Всю дорогу, пока шел домой, он видел Юлю как в тумане, вспоминая, как улыбнулись ему её блестящие ясные глаза, как смешно дрогнули её губы, как словно между прочим, и в то же время многозначительно она сказала на прощание: «Пока».

А Юля в это время думала, что ей повезло. Когда она ехала в деревню, у нее и в мыслях не было с кем-то здесь встретиться, подружиться. Теперь же она думала иначе: дружба с Сережей скрасит ей каникулы. Увидели бы её подружки, с каким она встретилась юношей, и в очередной бы раз дико позавидовали, друг другу бы говорили: «Опять Юлька подцепила клевого парня! Везет, так везет!»

Перед сном она открыла любовный роман, но не могла сосредоточиться: прочитала всего лишь страничку и стала думать о Сереже.
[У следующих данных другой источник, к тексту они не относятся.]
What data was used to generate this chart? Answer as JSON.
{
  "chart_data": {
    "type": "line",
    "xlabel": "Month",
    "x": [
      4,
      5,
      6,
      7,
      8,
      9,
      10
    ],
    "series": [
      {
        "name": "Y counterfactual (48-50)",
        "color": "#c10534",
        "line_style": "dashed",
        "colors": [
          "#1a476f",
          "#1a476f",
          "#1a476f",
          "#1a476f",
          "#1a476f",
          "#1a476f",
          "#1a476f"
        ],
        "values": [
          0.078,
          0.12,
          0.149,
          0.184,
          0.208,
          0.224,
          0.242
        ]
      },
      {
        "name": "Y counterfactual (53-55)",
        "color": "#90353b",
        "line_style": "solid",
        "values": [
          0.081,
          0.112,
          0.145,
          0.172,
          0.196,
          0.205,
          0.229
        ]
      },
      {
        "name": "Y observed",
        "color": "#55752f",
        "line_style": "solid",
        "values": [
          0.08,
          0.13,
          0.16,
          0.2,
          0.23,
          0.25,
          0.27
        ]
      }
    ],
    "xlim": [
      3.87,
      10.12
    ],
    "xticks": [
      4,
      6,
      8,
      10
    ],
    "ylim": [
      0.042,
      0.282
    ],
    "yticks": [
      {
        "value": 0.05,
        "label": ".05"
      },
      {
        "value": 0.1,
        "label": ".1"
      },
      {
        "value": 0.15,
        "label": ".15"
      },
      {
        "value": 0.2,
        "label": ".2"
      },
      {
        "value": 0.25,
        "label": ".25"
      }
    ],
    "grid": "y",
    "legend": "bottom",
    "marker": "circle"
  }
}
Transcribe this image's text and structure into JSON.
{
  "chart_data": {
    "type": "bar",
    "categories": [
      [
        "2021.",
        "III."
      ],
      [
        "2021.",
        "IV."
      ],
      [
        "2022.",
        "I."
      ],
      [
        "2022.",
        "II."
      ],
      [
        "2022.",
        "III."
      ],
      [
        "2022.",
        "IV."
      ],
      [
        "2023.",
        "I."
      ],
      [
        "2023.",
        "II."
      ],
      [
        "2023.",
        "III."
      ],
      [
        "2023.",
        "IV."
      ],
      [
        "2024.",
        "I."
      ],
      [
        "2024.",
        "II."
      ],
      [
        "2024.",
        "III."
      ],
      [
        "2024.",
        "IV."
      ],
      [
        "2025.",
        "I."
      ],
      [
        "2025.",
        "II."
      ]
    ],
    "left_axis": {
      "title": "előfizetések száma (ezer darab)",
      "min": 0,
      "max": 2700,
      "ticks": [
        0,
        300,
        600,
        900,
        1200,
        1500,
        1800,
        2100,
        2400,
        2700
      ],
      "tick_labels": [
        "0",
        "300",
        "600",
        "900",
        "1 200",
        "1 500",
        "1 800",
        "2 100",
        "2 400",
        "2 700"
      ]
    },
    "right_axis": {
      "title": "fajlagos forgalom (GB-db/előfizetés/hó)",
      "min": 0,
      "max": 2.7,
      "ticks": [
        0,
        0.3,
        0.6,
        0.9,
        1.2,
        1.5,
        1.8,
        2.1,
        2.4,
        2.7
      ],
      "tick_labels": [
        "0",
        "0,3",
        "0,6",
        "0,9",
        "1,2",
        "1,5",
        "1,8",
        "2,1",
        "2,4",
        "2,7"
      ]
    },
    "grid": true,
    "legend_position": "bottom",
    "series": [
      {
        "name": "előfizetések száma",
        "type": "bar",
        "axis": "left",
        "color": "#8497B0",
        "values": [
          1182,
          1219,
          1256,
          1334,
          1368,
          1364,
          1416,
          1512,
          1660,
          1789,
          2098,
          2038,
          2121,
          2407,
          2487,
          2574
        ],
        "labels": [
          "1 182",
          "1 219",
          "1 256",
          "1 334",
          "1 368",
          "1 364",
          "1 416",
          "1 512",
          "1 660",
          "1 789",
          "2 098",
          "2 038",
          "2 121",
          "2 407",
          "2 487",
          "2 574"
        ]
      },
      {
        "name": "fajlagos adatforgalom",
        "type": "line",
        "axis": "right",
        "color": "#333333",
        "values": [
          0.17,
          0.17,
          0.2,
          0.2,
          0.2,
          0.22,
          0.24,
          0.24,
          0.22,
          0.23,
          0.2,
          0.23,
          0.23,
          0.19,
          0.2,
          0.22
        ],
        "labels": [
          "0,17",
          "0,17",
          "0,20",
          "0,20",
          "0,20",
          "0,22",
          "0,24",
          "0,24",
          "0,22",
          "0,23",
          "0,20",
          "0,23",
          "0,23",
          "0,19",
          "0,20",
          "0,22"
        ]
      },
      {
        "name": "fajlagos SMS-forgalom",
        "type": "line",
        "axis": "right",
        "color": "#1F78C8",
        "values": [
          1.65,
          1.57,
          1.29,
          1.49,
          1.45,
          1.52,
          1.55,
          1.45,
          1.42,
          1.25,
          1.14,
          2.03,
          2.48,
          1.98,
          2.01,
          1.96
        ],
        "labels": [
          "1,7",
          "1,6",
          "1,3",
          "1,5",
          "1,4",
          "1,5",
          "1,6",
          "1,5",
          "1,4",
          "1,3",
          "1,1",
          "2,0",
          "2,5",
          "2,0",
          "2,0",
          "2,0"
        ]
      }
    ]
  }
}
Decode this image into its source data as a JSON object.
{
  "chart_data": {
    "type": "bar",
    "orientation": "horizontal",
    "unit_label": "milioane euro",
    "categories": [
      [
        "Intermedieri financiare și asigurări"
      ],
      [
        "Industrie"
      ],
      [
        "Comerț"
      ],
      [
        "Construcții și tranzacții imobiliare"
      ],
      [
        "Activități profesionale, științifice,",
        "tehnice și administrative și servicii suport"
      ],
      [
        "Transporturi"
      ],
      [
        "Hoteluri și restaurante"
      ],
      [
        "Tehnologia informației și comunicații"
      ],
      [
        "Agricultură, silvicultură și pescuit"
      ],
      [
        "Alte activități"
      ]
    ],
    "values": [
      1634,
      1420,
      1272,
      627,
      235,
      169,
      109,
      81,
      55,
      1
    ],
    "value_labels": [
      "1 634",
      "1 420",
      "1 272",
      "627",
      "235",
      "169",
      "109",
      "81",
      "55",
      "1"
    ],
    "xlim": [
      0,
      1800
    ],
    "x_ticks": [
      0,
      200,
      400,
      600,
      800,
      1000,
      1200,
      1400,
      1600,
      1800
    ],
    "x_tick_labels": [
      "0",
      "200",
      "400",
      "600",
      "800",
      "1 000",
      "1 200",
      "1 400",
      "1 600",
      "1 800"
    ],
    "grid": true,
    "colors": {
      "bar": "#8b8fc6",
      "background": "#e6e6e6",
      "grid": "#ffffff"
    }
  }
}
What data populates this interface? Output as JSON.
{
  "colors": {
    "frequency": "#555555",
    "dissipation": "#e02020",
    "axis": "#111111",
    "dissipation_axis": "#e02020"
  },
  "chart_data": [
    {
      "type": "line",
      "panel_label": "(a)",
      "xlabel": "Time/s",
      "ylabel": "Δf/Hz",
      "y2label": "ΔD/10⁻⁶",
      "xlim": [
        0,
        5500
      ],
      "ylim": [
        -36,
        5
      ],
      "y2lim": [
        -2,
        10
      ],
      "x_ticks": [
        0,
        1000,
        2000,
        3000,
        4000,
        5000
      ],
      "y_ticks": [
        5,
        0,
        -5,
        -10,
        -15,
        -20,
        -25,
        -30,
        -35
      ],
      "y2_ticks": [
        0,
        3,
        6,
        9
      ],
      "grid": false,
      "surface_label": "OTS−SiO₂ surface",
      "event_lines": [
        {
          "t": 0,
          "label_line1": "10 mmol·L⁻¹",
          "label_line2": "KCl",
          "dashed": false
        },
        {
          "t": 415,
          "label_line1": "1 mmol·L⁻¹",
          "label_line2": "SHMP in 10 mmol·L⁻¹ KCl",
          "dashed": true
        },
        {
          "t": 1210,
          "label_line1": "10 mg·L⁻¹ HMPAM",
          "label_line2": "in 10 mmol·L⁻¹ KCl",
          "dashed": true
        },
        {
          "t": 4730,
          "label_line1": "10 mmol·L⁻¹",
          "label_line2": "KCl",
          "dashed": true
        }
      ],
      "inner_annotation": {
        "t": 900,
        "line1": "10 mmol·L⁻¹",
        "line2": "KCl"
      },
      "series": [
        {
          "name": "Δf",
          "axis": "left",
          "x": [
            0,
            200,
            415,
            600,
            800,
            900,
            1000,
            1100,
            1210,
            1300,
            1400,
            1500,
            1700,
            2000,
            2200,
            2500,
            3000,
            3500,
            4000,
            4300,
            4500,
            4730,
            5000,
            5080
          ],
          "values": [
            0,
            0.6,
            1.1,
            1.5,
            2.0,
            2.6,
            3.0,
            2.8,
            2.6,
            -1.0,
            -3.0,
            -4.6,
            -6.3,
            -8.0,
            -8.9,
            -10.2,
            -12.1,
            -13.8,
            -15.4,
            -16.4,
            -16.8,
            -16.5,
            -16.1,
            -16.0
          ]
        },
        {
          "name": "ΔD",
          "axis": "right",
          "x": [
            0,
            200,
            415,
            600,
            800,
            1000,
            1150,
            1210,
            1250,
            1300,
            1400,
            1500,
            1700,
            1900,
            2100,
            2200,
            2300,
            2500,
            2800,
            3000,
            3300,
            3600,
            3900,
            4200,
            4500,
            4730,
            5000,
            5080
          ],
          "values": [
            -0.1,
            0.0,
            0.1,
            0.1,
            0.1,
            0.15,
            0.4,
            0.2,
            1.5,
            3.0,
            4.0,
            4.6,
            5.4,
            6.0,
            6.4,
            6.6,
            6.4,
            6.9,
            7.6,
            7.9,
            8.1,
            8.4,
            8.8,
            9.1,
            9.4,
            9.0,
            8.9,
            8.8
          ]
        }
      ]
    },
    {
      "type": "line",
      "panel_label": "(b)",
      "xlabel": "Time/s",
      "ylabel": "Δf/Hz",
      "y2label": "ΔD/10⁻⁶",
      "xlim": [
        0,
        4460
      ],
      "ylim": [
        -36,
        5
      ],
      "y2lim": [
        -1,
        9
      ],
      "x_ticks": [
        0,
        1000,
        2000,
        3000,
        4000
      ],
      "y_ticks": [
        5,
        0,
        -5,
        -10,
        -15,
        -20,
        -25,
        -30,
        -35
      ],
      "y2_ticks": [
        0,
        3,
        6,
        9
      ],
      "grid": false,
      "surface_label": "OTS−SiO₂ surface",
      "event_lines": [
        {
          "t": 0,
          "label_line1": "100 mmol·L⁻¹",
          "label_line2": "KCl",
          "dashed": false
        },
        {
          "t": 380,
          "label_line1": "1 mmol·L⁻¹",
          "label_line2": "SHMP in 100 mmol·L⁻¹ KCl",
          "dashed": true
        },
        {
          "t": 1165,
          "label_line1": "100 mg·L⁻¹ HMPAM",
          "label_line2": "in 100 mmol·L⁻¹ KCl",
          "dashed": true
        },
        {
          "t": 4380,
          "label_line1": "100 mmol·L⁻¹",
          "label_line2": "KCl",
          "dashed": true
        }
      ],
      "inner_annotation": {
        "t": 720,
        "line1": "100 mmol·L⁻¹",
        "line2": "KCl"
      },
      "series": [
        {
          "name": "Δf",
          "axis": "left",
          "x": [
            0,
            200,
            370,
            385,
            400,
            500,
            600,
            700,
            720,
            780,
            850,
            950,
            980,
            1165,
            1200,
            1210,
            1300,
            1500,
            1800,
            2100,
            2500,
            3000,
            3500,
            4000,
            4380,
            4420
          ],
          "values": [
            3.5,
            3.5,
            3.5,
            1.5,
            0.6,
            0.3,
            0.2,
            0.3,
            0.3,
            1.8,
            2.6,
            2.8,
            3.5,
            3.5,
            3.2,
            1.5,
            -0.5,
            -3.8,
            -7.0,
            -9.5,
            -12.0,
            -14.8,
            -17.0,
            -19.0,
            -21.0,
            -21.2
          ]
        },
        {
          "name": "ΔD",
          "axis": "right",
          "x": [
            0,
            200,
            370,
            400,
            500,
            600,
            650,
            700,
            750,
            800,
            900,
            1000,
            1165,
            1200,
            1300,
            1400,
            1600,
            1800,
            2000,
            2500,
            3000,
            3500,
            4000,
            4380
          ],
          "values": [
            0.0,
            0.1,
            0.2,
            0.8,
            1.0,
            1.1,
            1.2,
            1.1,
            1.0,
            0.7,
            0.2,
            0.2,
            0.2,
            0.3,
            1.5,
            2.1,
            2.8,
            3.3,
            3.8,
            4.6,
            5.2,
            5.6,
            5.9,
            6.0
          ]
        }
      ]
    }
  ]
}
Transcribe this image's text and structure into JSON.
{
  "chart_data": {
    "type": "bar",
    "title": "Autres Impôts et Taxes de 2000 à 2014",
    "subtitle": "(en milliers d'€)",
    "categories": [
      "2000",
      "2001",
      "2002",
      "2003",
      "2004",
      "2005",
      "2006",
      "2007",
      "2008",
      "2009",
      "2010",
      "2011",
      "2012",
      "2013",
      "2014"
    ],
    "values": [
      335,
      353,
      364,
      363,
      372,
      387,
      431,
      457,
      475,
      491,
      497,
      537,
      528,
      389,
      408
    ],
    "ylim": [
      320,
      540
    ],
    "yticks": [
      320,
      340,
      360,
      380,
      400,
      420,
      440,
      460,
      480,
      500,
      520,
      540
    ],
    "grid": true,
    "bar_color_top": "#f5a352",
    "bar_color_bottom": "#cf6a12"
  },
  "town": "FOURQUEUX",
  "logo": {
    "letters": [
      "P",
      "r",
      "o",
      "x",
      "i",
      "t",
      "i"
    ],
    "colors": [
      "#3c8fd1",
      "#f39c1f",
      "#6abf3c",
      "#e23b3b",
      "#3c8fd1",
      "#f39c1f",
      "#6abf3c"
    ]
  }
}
Как потенциальный муж он был для неё не годен, но как друг, с которым можно было бы на период её пребывания в деревне завести легкий, без каких-либо далеко идущих последствий, любовный романчик… Он очаровательный, наивный, неиспорченный, свежий, сильный, послушный, нелепо преданный. К тому же здесь в деревне её никто не знает. Ей нравились его глаза, добрая улыбка, стройная фигура, его ласки вызывали у неё сладостное томление. Одним словом, лучше не придумаешь.

Но, а если их дружба затянется, перейдет в нечто большее, он, конечно же, даст ей понять, что хочет на ней жениться. Позднее, при определенных обстоятельствах, – как знать. Но только не сейчас. Засыпая, в мыслях она уже была рядом с ним и рисковала.

А в это время перед сном Сережа тоже думал о ней, а когда выключил свет и с головой укрылся одеялом, то не смог уснуть. Он пребывал в странном состоянии, поскольку ослепление нашло на него. Эти темные глаза, которые смотрели на него то ласково, то вызывающе, казалось, говорили ему: «Вы мне нравитесь!» И теперь этот взгляд преследовал его. Стройная, изящная, по-своему красивая и жизнерадостная – ему казалось, что она во всем дополняет его. Чего только стоит с такой девочкой под руку пройтись! Где он с ней ни появится, – все будут завидовать ему. И, несмотря на то, что теперь её не было около него, она все ещё до сих пор чувственно возбуждала его. К тому же он инстинктивно чувствовал, что она страстная в любви (а это сейчас, по его убеждению, такая редкость) и в этом он не мог обмануться. Душистая, как молодое сосновое деревце, нагретое солнцем – забыть её он не мог. И в этом не было ничего удивительного. Он уже два года как жил в городе и, карабкаясь по каменистым тропам скучной науки, не поднимал голову от книжек. В нем должна была проявиться природа, а окружавшие его большей частью деревенские девушки – мордастые и крикливые – его не прельщали. Юля, в отличие от них, казалась ему особенной, необыкновенной.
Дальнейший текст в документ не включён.